Mit farblich auffälligen Markierungen sollen Notrufsäulen an einigen Berliner U-Bahnhöfen besser sichtbar werden.Jens Kalaene/dpa
© Jens Kalaene/dpa
Mit farblich auffälligen Markierungen rund um Notruf- und Informationssäulen an einigen U-Bahnhöfen sollen Fahrgäste diese schneller finden. „Sicherheit bedeutet nicht nur Technik und Personal, sondern auch Orientierung“, teilte der Chef der Berliner Verkehrsbetriebe (BVG), Henrik Falk, mit. „Es muss auf einen Blick erkennbar sein, wo Unterstützung erreichbar ist.“
Bei den Markierungen unter dem Arbeitstitel Pink*Zone handelt es sich um ein Pilotprojekt für eine schnellere Orientierung an den Stationen der U-Bahn. Sie werden den Angaben zufolge zunächst an den Bahnhöfen Alexanderplatz, Kurfürstenstraße und Britz Süd aufgebracht. Pink stehe neben der Farbe der Markierungen als Kürzel für Punkt, Information, Notruf und Kontakt.

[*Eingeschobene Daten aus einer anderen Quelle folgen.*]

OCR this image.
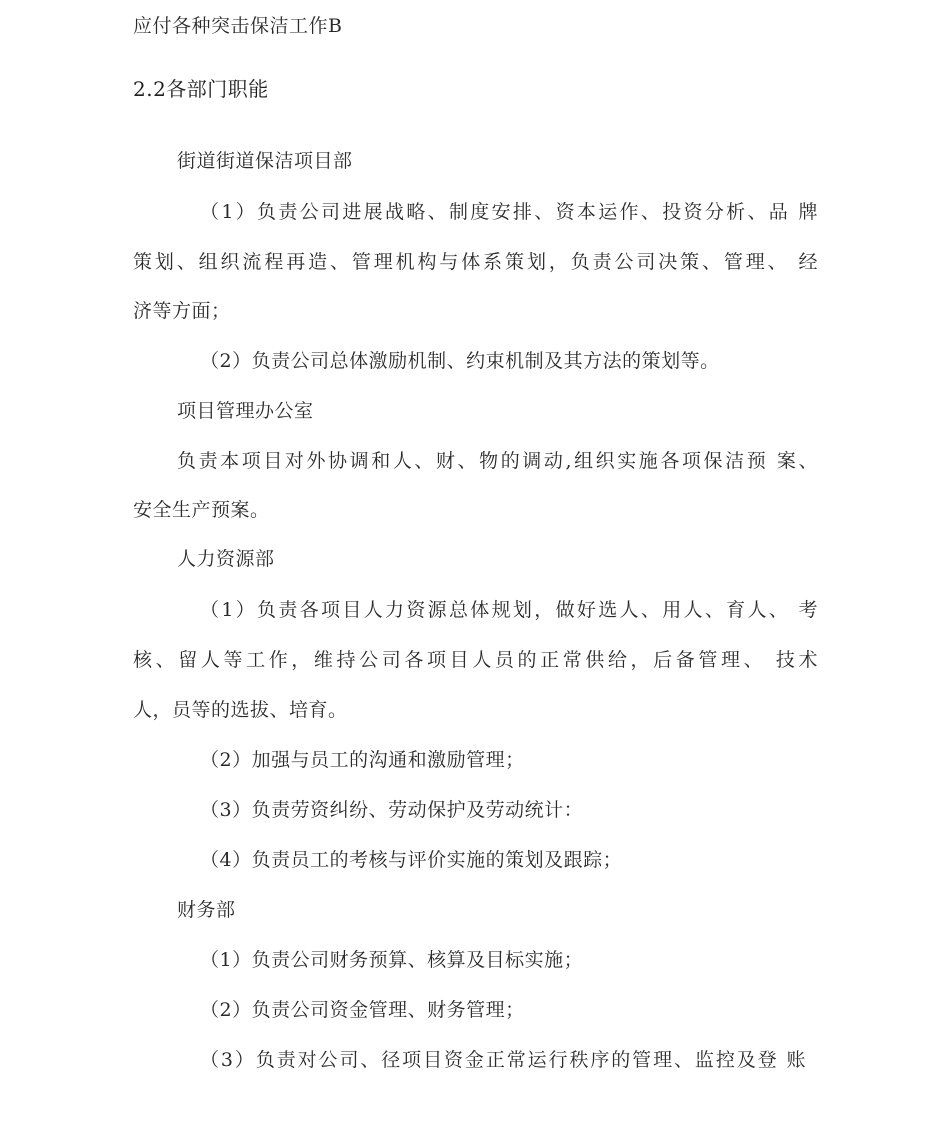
应付各种突击保洁工作B
2.2各部门职能
街道街道保洁项目部
（1）负责公司进展战略、制度安排、资本运作、投资分析、品 牌
策划、组织流程再造、管理机构与体系策划，负责公司决策、管理、 经
济等方面；
（2）负责公司总体激励机制、约束机制及其方法的策划等。
项目管理办公室
负责本项目对外协调和人、财、物的调动,组织实施各项保洁预 案、
安全生产预案。
人力资源部
（1）负责各项目人力资源总体规划，做好选人、用人、育人、 考
核、留人等工作，维持公司各项目人员的正常供给，后备管理、 技术
人，员等的选拔、培育。
（2）加强与员工的沟通和激励管理；
（3）负责劳资纠纷、劳动保护及劳动统计：
（4）负责员工的考核与评价实施的策划及跟踪；
财务部
（1）负责公司财务预算、核算及目标实施；
（2）负责公司资金管理、财务管理；
（3）负责对公司、径项目资金正常运行秩序的管理、监控及登 账
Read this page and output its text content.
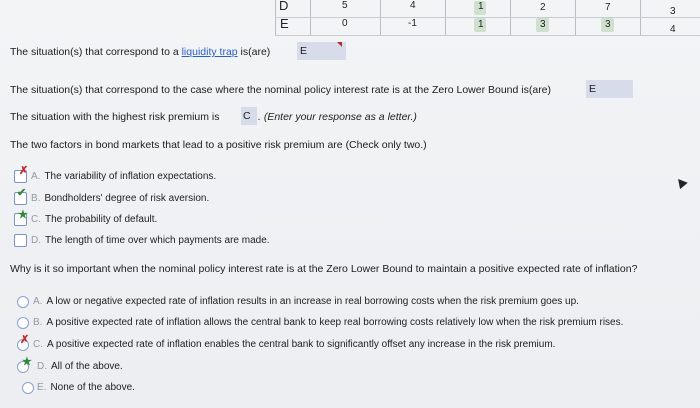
D
E
5
0
4
-1
1
1
2
3
7
3
3
4
The situation(s) that correspond to a liquidity trap is(are)	E
The situation(s) that correspond to the case where the nominal policy interest rate is at the Zero Lower Bound is(are)	E
The situation with the highest risk premium is C . (Enter your response as a letter.)
The two factors in bond markets that lead to a positive risk premium are (Check only two.)
✗ A. The variability of inflation expectations.
✔ B. Bondholders' degree of risk aversion.
★ C. The probability of default.
D. The length of time over which payments are made.
Why is it so important when the nominal policy interest rate is at the Zero Lower Bound to maintain a positive expected rate of inflation?
A. A low or negative expected rate of inflation results in an increase in real borrowing costs when the risk premium goes up.
B. A positive expected rate of inflation allows the central bank to keep real borrowing costs relatively low when the risk premium rises.
✗ C. A positive expected rate of inflation enables the central bank to significantly offset any increase in the risk premium.
★ D. All of the above.
E. None of the above.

Nicht alle Flächen sind dabei pinkfarben gestaltet. Es würden unterschiedliche Farben getestet, hieß es. Am Bahnhof Kurfürstentraße seien die Markierungen etwa hellblau.
570 Notruf- und Infosäulen
„Wer sich unwohl fühlt oder Hilfe benötigt, erreicht über den Notrufknopf jederzeit direkt die Sicherheitsleitstelle der BVG“, teilte das Unternehmen weiter mit. Über einen QR-Code können Fahrgäste ihre Erfahrungen teilen. Die Rückmeldungen flössen in die Auswertung des Projekts ein. Insgesamt gebe es an den Stationen der Berliner U-Bahn 570 Notruf- und Infosäulen.
Das Pilotprojekt ist der BVG zufolge auf mindestens drei Monate angelegt. Getestet werde unter anderem auch, wie lange die Flächen generell hielten.